Facts and Timeline of Events: 

  • Plaintiff: Terry Sanderson
  • Defendant: Gwyneth Paltrow
  • Accusation: Paltrow collided with Sanderson causing traumatic brain injury and broken ribs
  • Location: Deer Valley, Utah
  • Date of Incident: February 26, 2016
  • Type: Civil Case: Initially sought $3.1 million but was dismissed and now seeking $300,000 in damages
  • Location of Trial: Park City, Utah
  • Case Start Date: March 21, 2023
Gwyneth Paltrow, deer valley Utah, hit and run, lawsuit
Gwyneth Paltrow on skis. Credit: Facebook

This case might have gotten a lot of attention from people outside the winter sports arena; however, does this case affect the individuals who participate in winter sports activities? The answer is an absolute ‘no.’ Ski resorts are not going to change the way they operate, regardless of which verdict came out of this case at all. We will not see any higher lift ticket prices, higher rental fees, new policies, or anything different regarding the operational aspects of how ski resorts conduct day-to-day business. Both lawyers, Heavens and Rooney,  agreed that ski resorts would not change how they operate in the future and that the case did not matter to ski resorts because no conduct made them liable. Heavens and Rooney also said that if this were Gwyneth “Jones” and not Gwyneth Paltrow, this case would probably have never gone to trial in the first place.

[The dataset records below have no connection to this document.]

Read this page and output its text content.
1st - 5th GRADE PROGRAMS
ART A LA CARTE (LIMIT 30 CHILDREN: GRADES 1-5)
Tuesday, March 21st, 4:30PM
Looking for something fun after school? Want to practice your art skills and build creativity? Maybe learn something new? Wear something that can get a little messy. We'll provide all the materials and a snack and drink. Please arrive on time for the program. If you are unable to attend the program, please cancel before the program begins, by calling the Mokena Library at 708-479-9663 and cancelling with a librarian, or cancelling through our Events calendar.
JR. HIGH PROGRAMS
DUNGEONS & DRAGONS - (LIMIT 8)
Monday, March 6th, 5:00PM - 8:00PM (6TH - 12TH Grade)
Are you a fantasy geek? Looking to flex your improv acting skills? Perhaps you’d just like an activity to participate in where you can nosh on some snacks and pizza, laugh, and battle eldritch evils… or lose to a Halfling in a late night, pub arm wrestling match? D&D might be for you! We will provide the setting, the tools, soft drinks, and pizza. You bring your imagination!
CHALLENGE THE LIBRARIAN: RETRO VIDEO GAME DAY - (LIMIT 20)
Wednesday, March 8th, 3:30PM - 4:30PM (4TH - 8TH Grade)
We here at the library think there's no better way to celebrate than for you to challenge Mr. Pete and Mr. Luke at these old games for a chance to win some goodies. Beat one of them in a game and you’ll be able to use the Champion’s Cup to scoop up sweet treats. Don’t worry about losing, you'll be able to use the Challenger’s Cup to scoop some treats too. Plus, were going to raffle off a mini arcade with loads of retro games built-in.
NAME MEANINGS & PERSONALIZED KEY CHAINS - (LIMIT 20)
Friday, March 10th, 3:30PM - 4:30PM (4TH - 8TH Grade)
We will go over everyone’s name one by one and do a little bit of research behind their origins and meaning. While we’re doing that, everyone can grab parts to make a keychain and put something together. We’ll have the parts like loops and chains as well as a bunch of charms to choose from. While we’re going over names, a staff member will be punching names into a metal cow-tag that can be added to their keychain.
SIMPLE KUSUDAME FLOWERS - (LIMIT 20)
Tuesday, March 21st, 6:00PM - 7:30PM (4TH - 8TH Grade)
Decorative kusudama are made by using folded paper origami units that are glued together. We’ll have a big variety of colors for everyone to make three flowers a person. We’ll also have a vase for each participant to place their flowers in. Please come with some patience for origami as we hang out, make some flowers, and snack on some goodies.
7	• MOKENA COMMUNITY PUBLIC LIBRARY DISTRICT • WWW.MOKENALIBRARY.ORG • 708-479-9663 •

The reason is that the first thing every skier or rider must remember before hitting the slopes is the Skiing Responsibility Act. This means that any person who voluntarily engages in an activity known to be hazardous (skiing) and becomes injured cannot pursue any compensation for damages in court if they do become harmed or injured doing that activity.

Why is that important? The answer is simple. Ski resorts and their insurance companies, with their team of legal professionals, also know the Skiing Responsibility Act. They know it so well that they have implemented policies to make it very difficult for a person(s) to sue a ski resort for compensation for injuries they may have sustained due to a negligent skier. John Rooney said that most lawyers probably would not have taken this case, to begin with. I asked him why, and he said that because of all the expert witnesses they called throughout this trial, it would have been costly and would not have been worth the money. Rooney said that in most of these cases, it is hard to prove negligence against a person unless they were grossly negligent, like being under the influence while running into someone and causing them injuries.

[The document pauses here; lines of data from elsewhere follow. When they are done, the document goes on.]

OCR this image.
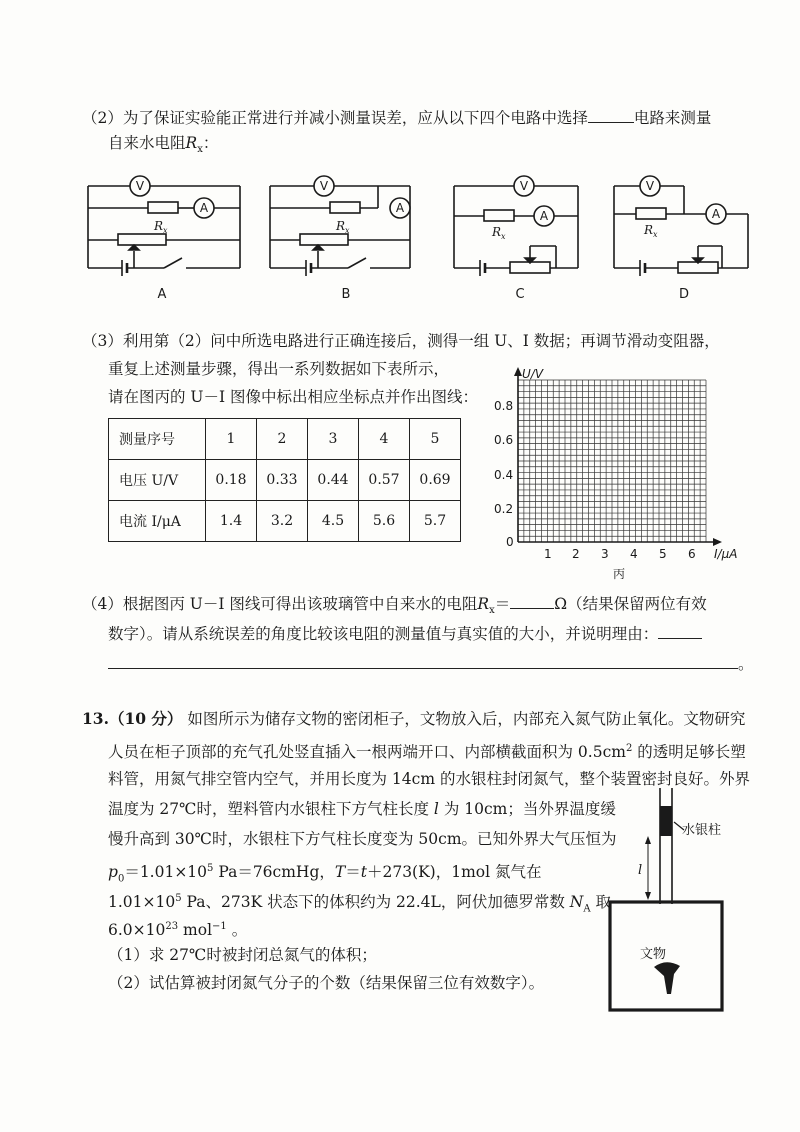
（2）为了保证实验能正常进行并减小测量误差，应从以下四个电路中选择	电路来测量
自来水电阻$R_x$：
V
A
V
A
V
A
V
A
$R_x$	$R_x$	$R_x$	$R_x$
A	B	C	D
（3）利用第（2）问中所选电路进行正确连接后，测得一组 U、I 数据；再调节滑动变阻器，
重复上述测量步骤，得出一系列数据如下表所示，
请在图丙的 U－I 图像中标出相应坐标点并作出图线：
测量序号	1	2	3	4	5
电压 U/V	0.18	0.33	0.44	0.57	0.69
电流 I/μA	1.4	3.2	4.5	5.6	5.7
U/V
I/μA
0
0.2
0.4
0.6
0.8
1 2 3 4 5 6
丙
（4）根据图丙 U－I 图线可得出该玻璃管中自来水的电阻$R_x=$	Ω（结果保留两位有效
数字）。请从系统误差的角度比较该电阻的测量值与真实值的大小，并说明理由：
。
13.（10 分） 如图所示为储存文物的密闭柜子，文物放入后，内部充入氮气防止氧化。文物研究
人员在柜子顶部的充气孔处竖直插入一根两端开口、内部横截面积为 $0.5cm^2$ 的透明足够长塑
料管，用氮气排空管内空气，并用长度为 14cm 的水银柱封闭氮气，整个装置密封良好。外界
温度为 27℃时，塑料管内水银柱下方气柱长度 l 为 10cm；当外界温度缓
慢升高到 30℃时，水银柱下方气柱长度变为 50cm。已知外界大气压恒为
$p_0=1.01\times 10^5$ Pa＝76cmHg，T＝t＋273(K)，1mol 氮气在
$1.01\times 10^5$ Pa、273K 状态下的体积约为 22.4L，阿伏加德罗常数 $N_A$ 取
$6.0\times 10^{23}$ mol$^{-1}$ 。
（1）求 27℃时被封闭总氮气的体积；
（2）试估算被封闭氮气分子的个数（结果保留三位有效数字）。
水银柱
l
文物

So, what happens if you are skiing at a ski resort and someone who is out of control runs into you, knocks you over, and you become injured? According to the Skiing Responsibility Act, that person who was injured by the individual who was skiing out of control can be sued by the person who was injured for simple negligence. That is why most skiing accident cases like Paltrows end up in a civil court against an individual and not against a ski resort.

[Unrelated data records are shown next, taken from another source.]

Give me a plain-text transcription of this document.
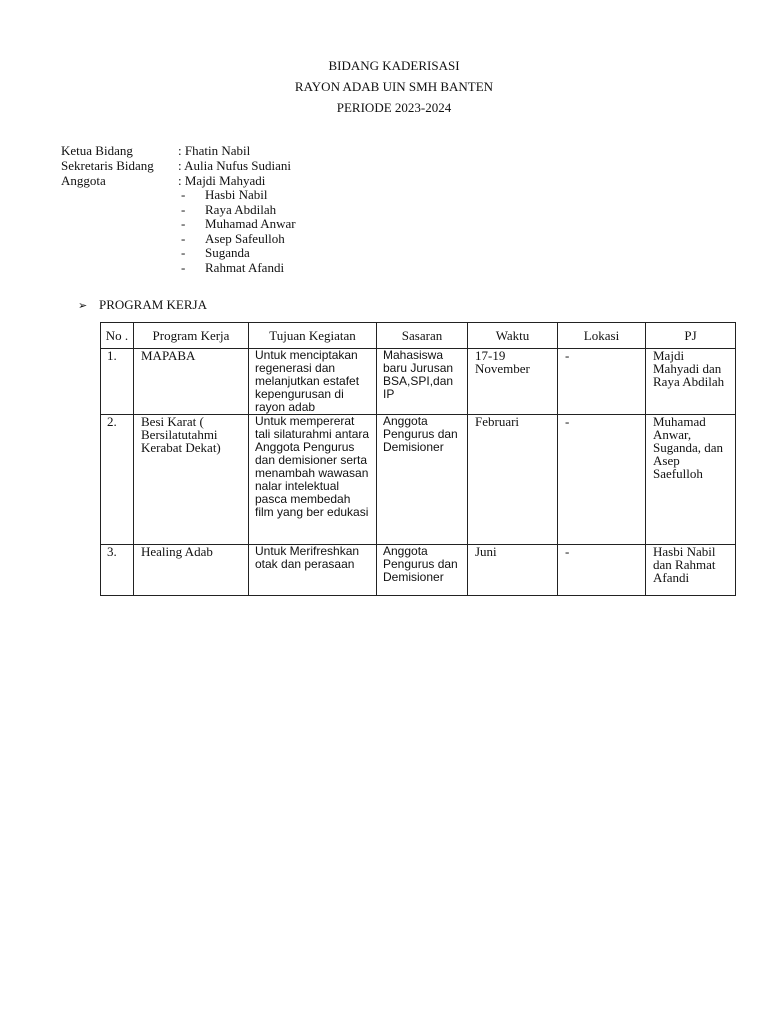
BIDANG KADERISASI
RAYON ADAB UIN SMH BANTEN
PERIODE 2023-2024
Ketua Bidang	: Fhatin Nabil
Sekretaris Bidang	: Aulia Nufus Sudiani
Anggota	: Majdi Mahyadi
-	Hasbi Nabil
-	Raya Abdilah
-	Muhamad Anwar
-	Asep Safeulloh
-	Suganda
-	Rahmat Afandi
➢ PROGRAM KERJA
No .	Program Kerja	Tujuan Kegiatan	Sasaran	Waktu	Lokasi	PJ
1.	MAPABA	Untuk menciptakan regenerasi dan melanjutkan estafet kepengurusan di rayon adab	Mahasiswa baru Jurusan BSA,SPI,dan IP	17-19 November	-	Majdi Mahyadi dan Raya Abdilah
2.	Besi Karat ( Bersilatutahmi Kerabat Dekat)	Untuk mempererat tali silaturahmi antara Anggota Pengurus dan demisioner serta menambah wawasan nalar intelektual pasca membedah film yang ber edukasi	Anggota Pengurus dan Demisioner	Februari	-	Muhamad Anwar, Suganda, dan Asep Saefulloh
3.	Healing Adab	Untuk Merifreshkan otak dan perasaan	Anggota Pengurus dan Demisioner	Juni	-	Hasbi Nabil dan Rahmat Afandi
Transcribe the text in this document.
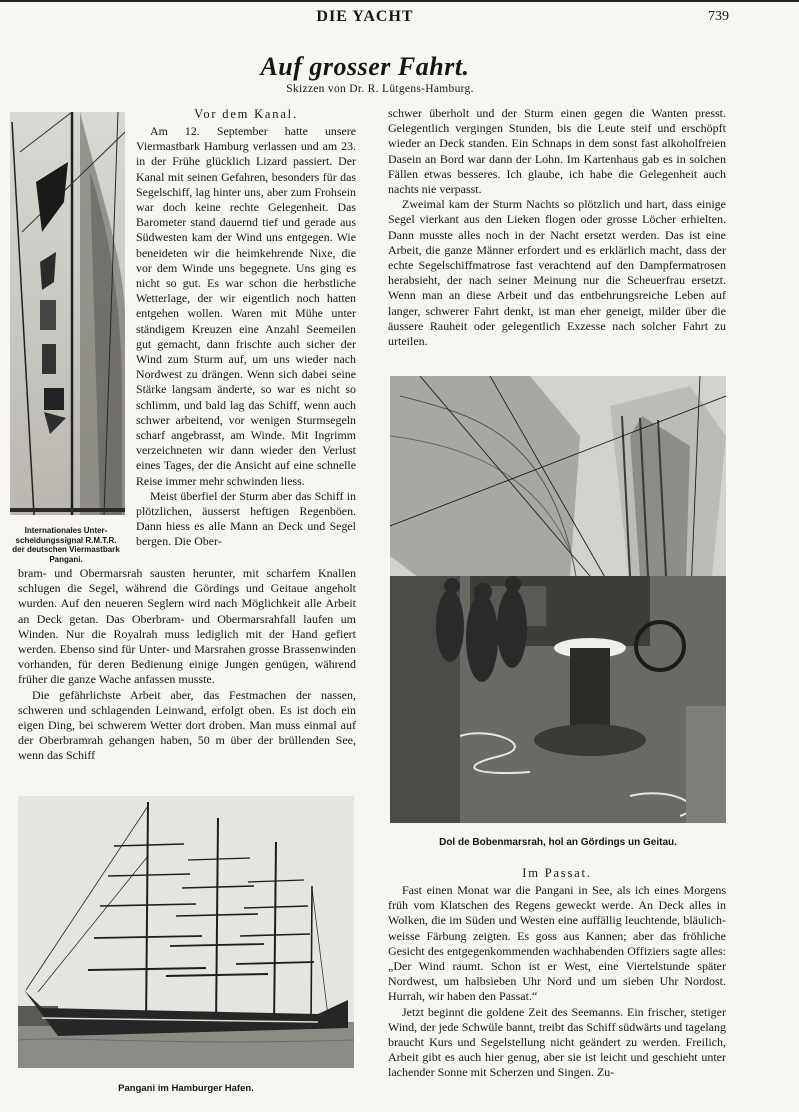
DIE YACHT	739
Auf grosser Fahrt.
Skizzen von Dr. R. Lütgens-Hamburg.
Internationales Unter-
scheidungssignal R.M.T.R.
der deutschen Viermastbark
Pangani.
Vor dem Kanal.

Am 12. September hatte unsere Viermastbark Hamburg verlassen und am 23. in der Frühe glücklich Lizard passiert. Der Kanal mit seinen Gefahren, besonders für das Segelschiff, lag hinter uns, aber zum Frohsein war doch keine rechte Gelegenheit. Das Barometer stand dauernd tief und gerade aus Südwesten kam der Wind uns entgegen. Wie beneideten wir die heimkehrende Nixe, die vor dem Winde uns begegnete. Uns ging es nicht so gut. Es war schon die herbstliche Wetterlage, der wir eigentlich noch hatten entgehen wollen. Waren mit Mühe unter ständigem Kreuzen eine Anzahl Seemeilen gut gemacht, dann frischte auch sicher der Wind zum Sturm auf, um uns wieder nach Nordwest zu drängen. Wenn sich dabei seine Stärke langsam änderte, so war es nicht so schlimm, und bald lag das Schiff, wenn auch schwer arbeitend, vor wenigen Sturmsegeln scharf angebrasst, am Winde. Mit Ingrimm verzeichneten wir dann wieder den Verlust eines Tages, der die Ansicht auf eine schnelle Reise immer mehr schwinden liess.

Meist überfiel der Sturm aber das Schiff in plötzlichen, äusserst heftigen Regenböen. Dann hiess es alle Mann an Deck und Segel bergen. Die Ober-

bram- und Obermarsrah sausten herunter, mit scharfem Knallen schlugen die Segel, während die Gördings und Geitaue angeholt wurden. Auf den neueren Seglern wird nach Möglichkeit alle Arbeit an Deck getan. Das Oberbram- und Obermarsrahfall laufen um Winden. Nur die Royalrah muss lediglich mit der Hand gefiert werden. Ebenso sind für Unter- und Marsrahen grosse Brassenwinden vorhanden, für deren Bedienung einige Jungen genügen, während früher die ganze Wache anfassen musste.

Die gefährlichste Arbeit aber, das Festmachen der nassen, schweren und schlagenden Leinwand, erfolgt oben. Es ist doch ein eigen Ding, bei schwerem Wetter dort droben. Man muss einmal auf der Oberbramrah gehangen haben, 50 m über der brüllenden See, wenn das Schiff

Pangani im Hamburger Hafen.

schwer überholt und der Sturm einen gegen die Wanten presst. Gelegentlich vergingen Stunden, bis die Leute steif und erschöpft wieder an Deck standen. Ein Schnaps in dem sonst fast alkoholfreien Dasein an Bord war dann der Lohn. Im Kartenhaus gab es in solchen Fällen etwas besseres. Ich glaube, ich habe die Gelegenheit auch nachts nie verpasst.

Zweimal kam der Sturm Nachts so plötzlich und hart, dass einige Segel vierkant aus den Lieken flogen oder grosse Löcher erhielten. Dann musste alles noch in der Nacht ersetzt werden. Das ist eine Arbeit, die ganze Männer erfordert und es erklärlich macht, dass der echte Segelschiffmatrose fast verachtend auf den Dampfermatrosen herabsieht, der nach seiner Meinung nur die Scheuerfrau ersetzt. Wenn man an diese Arbeit und das entbehrungsreiche Leben auf langer, schwerer Fahrt denkt, ist man eher geneigt, milder über die äussere Rauheit oder gelegentlich Exzesse nach solcher Fahrt zu urteilen.

Dol de Bobenmarsrah, hol an Gördings un Geitau.
Im Passat.

Fast einen Monat war die Pangani in See, als ich eines Morgens früh vom Klatschen des Regens geweckt werde. An Deck alles in Wolken, die im Süden und Westen eine auffällig leuchtende, bläulich-weisse Färbung zeigten. Es goss aus Kannen; aber das fröhliche Gesicht des entgegenkommenden wachhabenden Offiziers sagte alles: „Der Wind raumt. Schon ist er West, eine Viertelstunde später Nordwest, um halbsieben Uhr Nord und um sieben Uhr Nordost. Hurrah, wir haben den Passat.“

Jetzt beginnt die goldene Zeit des Seemanns. Ein frischer, stetiger Wind, der jede Schwüle bannt, treibt das Schiff südwärts und tagelang braucht Kurs und Segelstellung nicht geändert zu werden. Freilich, Arbeit gibt es auch hier genug, aber sie ist leicht und geschieht unter lachender Sonne mit Scherzen und Singen. Zu-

The last thing anyone wants to do is to be sued while trying to have a fun day on the mountain. A straightforward way skiers and riders can protect themselves from lawsuits while on the mountain is to know and understand the Skier Responsibility Code. In 2022, the National Ski Areas Association (NSAA) updated the original Responsibility Code from 7 to 10 points. These signs are usually posted throughout the skiable areas and the ski resort’s main building(s).